One day, I was blog hopping and read another blogger's review of a book I had also read. This reader had given the book a slightly lower rating [than I did] because she felt that the opening scene was not realistic enough for the book's setting, which got me thinking about reality in fiction.
The book in question here is One Good Earl Deserves a Lover, a historical romance by Sarah MacLean. In this story, our heroine is engaged to be married but is concerned about her inexperience in intimate matters, so she propositions our would-be hero whom she has to convince to "educate" her.
Honestly, this blogger wasn't wrong. It's clear to see how this particular scene would have been highly improbable for the time period that it's set in. However, this scene is an important one because it's the catalyst for the entire book's plot so does this now mean that the book isn't as good as it could've been had the opening made more sense?

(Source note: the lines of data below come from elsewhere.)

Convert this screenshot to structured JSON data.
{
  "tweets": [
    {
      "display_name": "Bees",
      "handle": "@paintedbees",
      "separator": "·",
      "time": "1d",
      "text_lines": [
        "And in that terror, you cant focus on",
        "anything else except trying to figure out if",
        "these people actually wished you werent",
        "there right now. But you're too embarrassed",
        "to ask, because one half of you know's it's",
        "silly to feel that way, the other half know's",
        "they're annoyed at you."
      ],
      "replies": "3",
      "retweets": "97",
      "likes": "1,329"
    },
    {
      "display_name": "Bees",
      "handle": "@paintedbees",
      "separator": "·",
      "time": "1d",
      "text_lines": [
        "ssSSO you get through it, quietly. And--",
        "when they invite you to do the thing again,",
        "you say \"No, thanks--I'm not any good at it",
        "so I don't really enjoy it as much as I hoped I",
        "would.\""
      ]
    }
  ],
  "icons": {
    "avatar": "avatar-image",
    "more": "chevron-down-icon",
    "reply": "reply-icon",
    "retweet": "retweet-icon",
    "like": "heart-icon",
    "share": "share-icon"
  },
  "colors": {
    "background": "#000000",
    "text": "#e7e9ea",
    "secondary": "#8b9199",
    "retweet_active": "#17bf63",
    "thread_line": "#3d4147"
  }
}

I was willing to be more forgiving for the sake of fiction, particularly where unlikely romances are involved. I feel that sometimes authors have to take some creative license in terms of how "realistic" to make certain scenes if it means making it work for the story.
Ok, so authors take A LOT of creative license - but then that's okay if you're writing science fiction, or dystopian, or high fantasy, right? What about with the little things though, like how two characters meet? Are you less willing to overlook it because it's too small a detail to cross the line from the logical to the fantastic?
My opinion is that no one knows a story better than its author and so they know what their characters have to do to get to the next plot point. However, does this necessarily mean that it's okay for characters to do things that don't make sense? Yes and no. Even fiction has to have limitations. I am willing to accept a changes like the one in this book because it's relevant to the story. Now had our Victorian heroine showed up in a BMW to meet the hero...then I'd be like, uh NO! Besides, this is a romance and I want the irrational, illogical, sweep me off my feet kind of story!
Tell me, dear readers, how much reality do you like in your fiction? What kind of details are you willing or unwilling to overlook?